だからこそ愛し合っているアシタカとサンは最後は離れる事を決断したのだがそこは寂しい別れではなく、平和への一歩を踏み出した誇らしい別れだからこそ何度見ても胸に響く。
この作品は決してもののけ姫の世界ではなくまさに現実世界でも同じ事がいくらかあるだろ。
世界を見渡せば、いまだになくならない戦争はもちろんそうだが、一人一人の小さい社会、コミニュティを振り返っても互いに理解し合い共存し合えてる社会ばかりか。決してそうではないと思う。
互いに理解する事は本当に難しい事である。時には反する者が現れそういう者とも共存し合わなくてはいけない。
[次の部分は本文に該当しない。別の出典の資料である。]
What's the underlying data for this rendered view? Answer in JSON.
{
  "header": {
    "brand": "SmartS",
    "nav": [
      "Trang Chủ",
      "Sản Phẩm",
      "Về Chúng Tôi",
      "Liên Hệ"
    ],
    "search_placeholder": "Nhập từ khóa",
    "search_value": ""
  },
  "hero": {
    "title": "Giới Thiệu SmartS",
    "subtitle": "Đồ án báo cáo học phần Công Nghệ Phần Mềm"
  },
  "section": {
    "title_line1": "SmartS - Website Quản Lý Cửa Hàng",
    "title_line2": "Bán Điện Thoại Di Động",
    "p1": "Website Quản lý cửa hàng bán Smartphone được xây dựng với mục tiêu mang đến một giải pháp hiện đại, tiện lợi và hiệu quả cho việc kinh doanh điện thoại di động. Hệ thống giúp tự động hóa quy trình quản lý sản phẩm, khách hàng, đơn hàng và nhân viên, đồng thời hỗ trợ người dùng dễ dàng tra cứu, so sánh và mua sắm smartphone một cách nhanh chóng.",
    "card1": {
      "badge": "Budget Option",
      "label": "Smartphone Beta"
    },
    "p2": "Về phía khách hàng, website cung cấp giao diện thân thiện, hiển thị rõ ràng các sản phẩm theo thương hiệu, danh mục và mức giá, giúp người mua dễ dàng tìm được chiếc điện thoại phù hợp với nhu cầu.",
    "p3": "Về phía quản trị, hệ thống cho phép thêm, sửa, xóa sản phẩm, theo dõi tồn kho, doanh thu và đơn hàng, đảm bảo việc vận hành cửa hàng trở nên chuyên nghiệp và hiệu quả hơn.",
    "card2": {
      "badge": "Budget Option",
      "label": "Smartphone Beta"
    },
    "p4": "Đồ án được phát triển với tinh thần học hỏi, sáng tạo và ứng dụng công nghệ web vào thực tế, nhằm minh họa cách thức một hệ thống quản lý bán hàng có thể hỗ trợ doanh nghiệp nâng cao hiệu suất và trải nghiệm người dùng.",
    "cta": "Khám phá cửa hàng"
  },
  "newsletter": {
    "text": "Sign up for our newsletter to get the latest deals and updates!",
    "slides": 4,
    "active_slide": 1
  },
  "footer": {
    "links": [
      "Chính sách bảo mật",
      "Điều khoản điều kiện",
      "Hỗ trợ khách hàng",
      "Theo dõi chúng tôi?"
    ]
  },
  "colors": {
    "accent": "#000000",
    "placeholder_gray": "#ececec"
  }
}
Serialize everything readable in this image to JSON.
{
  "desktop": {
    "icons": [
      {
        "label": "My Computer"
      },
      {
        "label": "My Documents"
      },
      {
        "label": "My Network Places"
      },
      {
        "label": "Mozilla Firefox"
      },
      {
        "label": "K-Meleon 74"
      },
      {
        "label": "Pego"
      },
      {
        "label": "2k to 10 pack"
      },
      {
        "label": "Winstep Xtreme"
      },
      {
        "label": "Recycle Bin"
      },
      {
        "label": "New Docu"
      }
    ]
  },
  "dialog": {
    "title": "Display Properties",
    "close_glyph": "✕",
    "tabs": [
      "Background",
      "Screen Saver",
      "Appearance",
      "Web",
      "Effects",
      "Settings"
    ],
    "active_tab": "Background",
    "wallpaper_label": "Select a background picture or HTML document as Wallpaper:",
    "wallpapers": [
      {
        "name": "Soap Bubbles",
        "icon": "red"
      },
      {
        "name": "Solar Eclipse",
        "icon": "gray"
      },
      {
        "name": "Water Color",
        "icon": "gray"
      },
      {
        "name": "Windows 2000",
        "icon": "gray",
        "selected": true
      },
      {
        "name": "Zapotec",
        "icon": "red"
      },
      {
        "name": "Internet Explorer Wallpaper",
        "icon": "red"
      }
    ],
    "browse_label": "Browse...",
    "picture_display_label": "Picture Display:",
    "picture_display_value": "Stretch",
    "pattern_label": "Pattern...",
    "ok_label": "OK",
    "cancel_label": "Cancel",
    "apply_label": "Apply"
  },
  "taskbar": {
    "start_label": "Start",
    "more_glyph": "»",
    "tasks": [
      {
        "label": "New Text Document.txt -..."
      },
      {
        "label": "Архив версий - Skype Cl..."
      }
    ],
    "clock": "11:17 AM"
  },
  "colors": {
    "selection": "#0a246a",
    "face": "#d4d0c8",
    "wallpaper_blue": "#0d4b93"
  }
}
多くの者はそれを我慢する事で共存する道を選ぶが我慢は積もり積もれば争いとなり本当の共存社会を作れたとは言えないことも多々あるだろう。
おそらくこのもののけ姫が製作された時も、そして今もまだまだ共存しあえる社会は成し遂げることができず、これからの課題でもある。
だからこそこの作品を見て、共存する難しさを感じながら同時に共存しあえる大切さ美しさも感じながら諦める事なく挑戦し続ける事が大切なんだとこの作品を観ると毎回思い胸が熱くなる。